Moon Jae-in en avait fait l'un de ses cheval de bataille : en finir au plus vite avec le nucléaire afin de faire place aux énergies renouvelables (voir La dépollution du pays en marche). Au programme : arrêt temporaire de 10 centrales fonctionnant au charbon, projection de fermeture définitive, réduire le taux d'émission de poussières fines de 30%, révision des projets de construction de neuf nouvelles centrales nucléaires, et éliminer totalement le nucléaire de la péninsule sud-coréenne d'ici à 2040.

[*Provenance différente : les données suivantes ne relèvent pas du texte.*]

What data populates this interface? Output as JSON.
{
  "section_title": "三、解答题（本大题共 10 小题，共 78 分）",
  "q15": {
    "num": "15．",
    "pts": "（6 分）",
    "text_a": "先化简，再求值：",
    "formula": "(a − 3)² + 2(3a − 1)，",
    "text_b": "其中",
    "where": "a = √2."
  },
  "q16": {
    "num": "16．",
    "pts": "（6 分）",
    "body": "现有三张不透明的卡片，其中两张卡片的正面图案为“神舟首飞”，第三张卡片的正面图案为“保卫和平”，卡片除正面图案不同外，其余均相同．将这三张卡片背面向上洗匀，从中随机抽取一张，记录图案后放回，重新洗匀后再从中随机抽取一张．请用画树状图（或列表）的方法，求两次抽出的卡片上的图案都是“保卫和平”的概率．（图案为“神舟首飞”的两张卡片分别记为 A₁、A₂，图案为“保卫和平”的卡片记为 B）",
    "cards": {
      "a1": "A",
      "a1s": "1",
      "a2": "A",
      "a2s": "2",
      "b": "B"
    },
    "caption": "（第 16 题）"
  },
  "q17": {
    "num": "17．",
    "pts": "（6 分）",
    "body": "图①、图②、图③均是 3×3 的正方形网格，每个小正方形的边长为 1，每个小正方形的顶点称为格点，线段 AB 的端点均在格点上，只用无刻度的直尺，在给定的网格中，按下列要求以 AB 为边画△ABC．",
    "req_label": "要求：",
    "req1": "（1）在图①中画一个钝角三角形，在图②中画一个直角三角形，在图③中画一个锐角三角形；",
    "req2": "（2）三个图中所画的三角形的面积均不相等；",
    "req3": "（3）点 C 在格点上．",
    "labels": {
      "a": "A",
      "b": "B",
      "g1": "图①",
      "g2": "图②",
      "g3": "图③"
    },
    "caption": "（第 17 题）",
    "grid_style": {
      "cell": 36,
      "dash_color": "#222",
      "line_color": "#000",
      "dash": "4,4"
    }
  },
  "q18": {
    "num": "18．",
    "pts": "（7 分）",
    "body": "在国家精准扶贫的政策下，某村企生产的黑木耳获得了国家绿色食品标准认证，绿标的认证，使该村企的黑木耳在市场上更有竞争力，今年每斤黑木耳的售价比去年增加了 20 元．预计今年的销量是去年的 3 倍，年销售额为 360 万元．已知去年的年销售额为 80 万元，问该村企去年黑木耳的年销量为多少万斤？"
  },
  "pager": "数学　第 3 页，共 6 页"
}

Mais la chaleur qui s'abat sur le pays (du jamais vu depuis des dizaines d'années) aura eu raison de ses mesures anti-nucléaire. Le KHNP (Korea Hydro and Nuclear Plant) a décidé de réactiver Hanbit 3 et Hanul 2, deux centrales, durant la deuxième et troisième semaine d'août, afin de combler la demande excessive d'énergie partout dans le pays. Elles étaient à l'arrêt depuis la deuxième semaine de mai 2018. La maintenance de Hanbit 1 et Hanul 1, prévu du 18 au 29 août, a été repoussé. Hanul 4 qui a vu sa maintenance achevé en début de semaine dernière tourne désormais à pleine capacité.


La demande en électricité devrait atteindre un record a annoncé Paik Un-gyu, ministre du commerce, de l'industrie et de l'énergie. La Corée du Sud compte pas moins de 24 réacteurs nucléaires en opération capable de générer un total de 22 505 MWe, soit un tiers de l'électricité du pays. L'hiver dernier, seuls 14 étaient en opération effective, mais leur nombre est monté à 16 il y a une dizaine de jours et atteindra les 19 au pic de l'été. Deux nouveaux réacteurs sont en construction, mais le gouvernement souhaite réduire le nombre total de réacteurs à 14 d'ici à 2038.

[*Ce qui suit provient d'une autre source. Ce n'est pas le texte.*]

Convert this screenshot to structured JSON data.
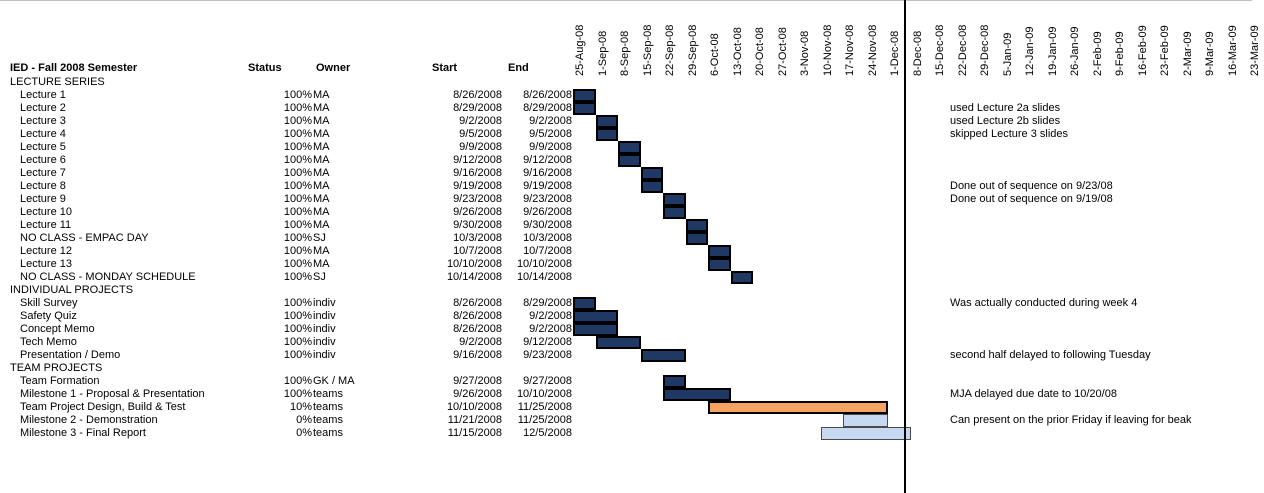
{
  "sheet": {
    "title": "IED - Fall 2008 Semester",
    "columns": {
      "status": "Status",
      "owner": "Owner",
      "start": "Start",
      "end": "End"
    },
    "week_labels": [
      "25-Aug-08",
      "1-Sep-08",
      "8-Sep-08",
      "15-Sep-08",
      "22-Sep-08",
      "29-Sep-08",
      "6-Oct-08",
      "13-Oct-08",
      "20-Oct-08",
      "27-Oct-08",
      "3-Nov-08",
      "10-Nov-08",
      "17-Nov-08",
      "24-Nov-08",
      "1-Dec-08",
      "8-Dec-08",
      "15-Dec-08",
      "22-Dec-08",
      "29-Dec-08",
      "5-Jan-09",
      "12-Jan-09",
      "19-Jan-09",
      "26-Jan-09",
      "2-Feb-09",
      "9-Feb-09",
      "16-Feb-09",
      "23-Feb-09",
      "2-Mar-09",
      "9-Mar-09",
      "16-Mar-09",
      "23-Mar-09"
    ],
    "colors": {
      "done": "#1f3864",
      "in_progress": "#f4a460",
      "not_started": "#c6d9f0"
    },
    "rows": [
      {
        "type": "section",
        "task": "LECTURE SERIES"
      },
      {
        "type": "task",
        "task": "Lecture 1",
        "status": "100%",
        "owner": "MA",
        "start": "8/26/2008",
        "end": "8/26/2008",
        "bar_start_day": 1,
        "bar_end_day": 1,
        "state": "done",
        "note": ""
      },
      {
        "type": "task",
        "task": "Lecture 2",
        "status": "100%",
        "owner": "MA",
        "start": "8/29/2008",
        "end": "8/29/2008",
        "bar_start_day": 1,
        "bar_end_day": 1,
        "state": "done",
        "note": "used Lecture 2a slides"
      },
      {
        "type": "task",
        "task": "Lecture 3",
        "status": "100%",
        "owner": "MA",
        "start": "9/2/2008",
        "end": "9/2/2008",
        "bar_start_day": 8,
        "bar_end_day": 8,
        "state": "done",
        "note": "used Lecture 2b slides"
      },
      {
        "type": "task",
        "task": "Lecture 4",
        "status": "100%",
        "owner": "MA",
        "start": "9/5/2008",
        "end": "9/5/2008",
        "bar_start_day": 8,
        "bar_end_day": 8,
        "state": "done",
        "note": "skipped Lecture 3 slides"
      },
      {
        "type": "task",
        "task": "Lecture 5",
        "status": "100%",
        "owner": "MA",
        "start": "9/9/2008",
        "end": "9/9/2008",
        "bar_start_day": 15,
        "bar_end_day": 15,
        "state": "done",
        "note": ""
      },
      {
        "type": "task",
        "task": "Lecture 6",
        "status": "100%",
        "owner": "MA",
        "start": "9/12/2008",
        "end": "9/12/2008",
        "bar_start_day": 15,
        "bar_end_day": 15,
        "state": "done",
        "note": ""
      },
      {
        "type": "task",
        "task": "Lecture 7",
        "status": "100%",
        "owner": "MA",
        "start": "9/16/2008",
        "end": "9/16/2008",
        "bar_start_day": 22,
        "bar_end_day": 22,
        "state": "done",
        "note": ""
      },
      {
        "type": "task",
        "task": "Lecture 8",
        "status": "100%",
        "owner": "MA",
        "start": "9/19/2008",
        "end": "9/19/2008",
        "bar_start_day": 22,
        "bar_end_day": 22,
        "state": "done",
        "note": "Done out of sequence on 9/23/08"
      },
      {
        "type": "task",
        "task": "Lecture 9",
        "status": "100%",
        "owner": "MA",
        "start": "9/23/2008",
        "end": "9/23/2008",
        "bar_start_day": 29,
        "bar_end_day": 29,
        "state": "done",
        "note": "Done out of sequence on 9/19/08"
      },
      {
        "type": "task",
        "task": "Lecture 10",
        "status": "100%",
        "owner": "MA",
        "start": "9/26/2008",
        "end": "9/26/2008",
        "bar_start_day": 29,
        "bar_end_day": 29,
        "state": "done",
        "note": ""
      },
      {
        "type": "task",
        "task": "Lecture 11",
        "status": "100%",
        "owner": "MA",
        "start": "9/30/2008",
        "end": "9/30/2008",
        "bar_start_day": 36,
        "bar_end_day": 36,
        "state": "done",
        "note": ""
      },
      {
        "type": "task",
        "task": "NO CLASS - EMPAC DAY",
        "status": "100%",
        "owner": "SJ",
        "start": "10/3/2008",
        "end": "10/3/2008",
        "bar_start_day": 36,
        "bar_end_day": 36,
        "state": "done",
        "note": ""
      },
      {
        "type": "task",
        "task": "Lecture 12",
        "status": "100%",
        "owner": "MA",
        "start": "10/7/2008",
        "end": "10/7/2008",
        "bar_start_day": 43,
        "bar_end_day": 43,
        "state": "done",
        "note": ""
      },
      {
        "type": "task",
        "task": "Lecture 13",
        "status": "100%",
        "owner": "MA",
        "start": "10/10/2008",
        "end": "10/10/2008",
        "bar_start_day": 43,
        "bar_end_day": 43,
        "state": "done",
        "note": ""
      },
      {
        "type": "task",
        "task": "NO CLASS - MONDAY SCHEDULE",
        "status": "100%",
        "owner": "SJ",
        "start": "10/14/2008",
        "end": "10/14/2008",
        "bar_start_day": 50,
        "bar_end_day": 50,
        "state": "done",
        "note": ""
      },
      {
        "type": "section",
        "task": "INDIVIDUAL PROJECTS"
      },
      {
        "type": "task",
        "task": "Skill Survey",
        "status": "100%",
        "owner": "indiv",
        "start": "8/26/2008",
        "end": "8/29/2008",
        "bar_start_day": 1,
        "bar_end_day": 1,
        "state": "done",
        "note": "Was actually conducted during week 4"
      },
      {
        "type": "task",
        "task": "Safety Quiz",
        "status": "100%",
        "owner": "indiv",
        "start": "8/26/2008",
        "end": "9/2/2008",
        "bar_start_day": 1,
        "bar_end_day": 8,
        "state": "done",
        "note": ""
      },
      {
        "type": "task",
        "task": "Concept Memo",
        "status": "100%",
        "owner": "indiv",
        "start": "8/26/2008",
        "end": "9/2/2008",
        "bar_start_day": 1,
        "bar_end_day": 8,
        "state": "done",
        "note": ""
      },
      {
        "type": "task",
        "task": "Tech Memo",
        "status": "100%",
        "owner": "indiv",
        "start": "9/2/2008",
        "end": "9/12/2008",
        "bar_start_day": 8,
        "bar_end_day": 15,
        "state": "done",
        "note": ""
      },
      {
        "type": "task",
        "task": "Presentation / Demo",
        "status": "100%",
        "owner": "indiv",
        "start": "9/16/2008",
        "end": "9/23/2008",
        "bar_start_day": 22,
        "bar_end_day": 29,
        "state": "done",
        "note": "second half delayed to following Tuesday"
      },
      {
        "type": "section",
        "task": "TEAM PROJECTS"
      },
      {
        "type": "task",
        "task": "Team Formation",
        "status": "100%",
        "owner": "GK / MA",
        "start": "9/27/2008",
        "end": "9/27/2008",
        "bar_start_day": 29,
        "bar_end_day": 29,
        "state": "done",
        "note": ""
      },
      {
        "type": "task",
        "task": "Milestone 1 - Proposal & Presentation",
        "status": "100%",
        "owner": "teams",
        "start": "9/26/2008",
        "end": "10/10/2008",
        "bar_start_day": 29,
        "bar_end_day": 43,
        "state": "done",
        "note": "MJA delayed due date to 10/20/08"
      },
      {
        "type": "task",
        "task": "Team Project Design, Build & Test",
        "status": "10%",
        "owner": "teams",
        "start": "10/10/2008",
        "end": "11/25/2008",
        "bar_start_day": 43,
        "bar_end_day": 92,
        "state": "in_progress",
        "note": ""
      },
      {
        "type": "task",
        "task": "Milestone 2 - Demonstration",
        "status": "0%",
        "owner": "teams",
        "start": "11/21/2008",
        "end": "11/25/2008",
        "bar_start_day": 85,
        "bar_end_day": 92,
        "state": "not_started",
        "note": "Can present on the prior Friday if leaving for beak"
      },
      {
        "type": "task",
        "task": "Milestone 3 - Final Report",
        "status": "0%",
        "owner": "teams",
        "start": "11/15/2008",
        "end": "12/5/2008",
        "bar_start_day": 78,
        "bar_end_day": 99,
        "state": "not_started",
        "note": ""
      }
    ]
  }
}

Le lundi 23, Korea Power Exchange révélait que la charge d'électricité du pays avait atteint 88,91 millions de kilowatts, poussant la réserve à 10,21%, un niveau inférieur à 10% signifiant que les réserves deviennent insuffisante. Un niveau de consommation bien au-delà de qui avait été anticipé par le gouvernement (87,5 millions de kilowatts) en décembre dernier lors du traçage de la feuille de route pour la consommation d'électricité d'ici à 2031. Une demande en électricité maximale a été revue à la hausse (88,3 millions de kilowatts) en juillet.

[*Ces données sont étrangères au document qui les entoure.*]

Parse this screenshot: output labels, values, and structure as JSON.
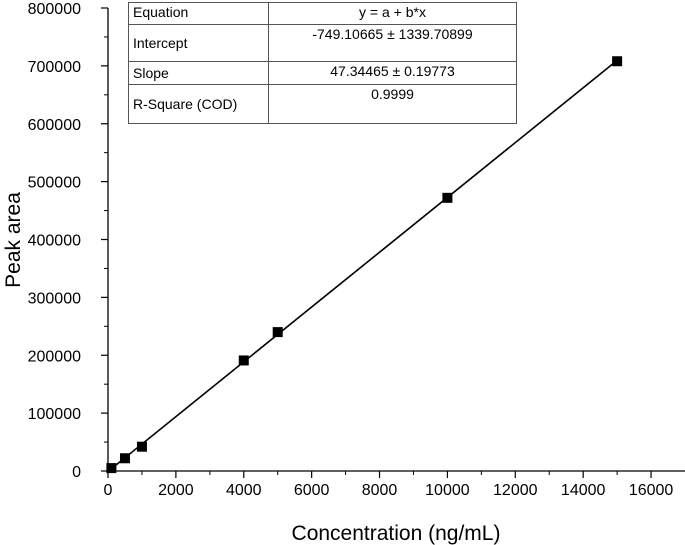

Les critiques fusent suite à ce va-et-vient du gouvernement sur la question du nucléaire et la mauvaise anticipation quant à la demande en électricité estivale. Le maximum de 87,5 millions de kilowatts anticipé était bien trop bas sachant que la consommation avait atteint 84,59 millions de kilowatts durant l'été 2017. Il suffisait de prendre les données de croissance économique pour estimer une consommation à la hausse. Nombreux pensent que le gouvernement a volontairement vu ses estimations à la baisse afin de maintenir certains réacteurs nucléaires.


L'Allemagne n'est pas mieux. Elle qui est se veut pourtant anti-nucléaire continue de s'appuyer sur ses réacteurs et ses centrales à charbon même pendant le jour, alors que les panneaux solaires sont à leur production maximale. Tout simplement parce qu'il n'y a pas assez de vent. À Taïwan, c'est la même chose. Le gouvernement a réactivé un nucléaire pourtant à l'arrêt afin de répondre à la forte demande en électricité. L'année dernière, l'île de la Mer de Chine avait connu la plus grande panne de son histoire avec 7 millions de foyers sans électricité. Au Japon, le gouvernement de Shinzo Abe a accéléré le redémarrage des réacteurs de Fukushima.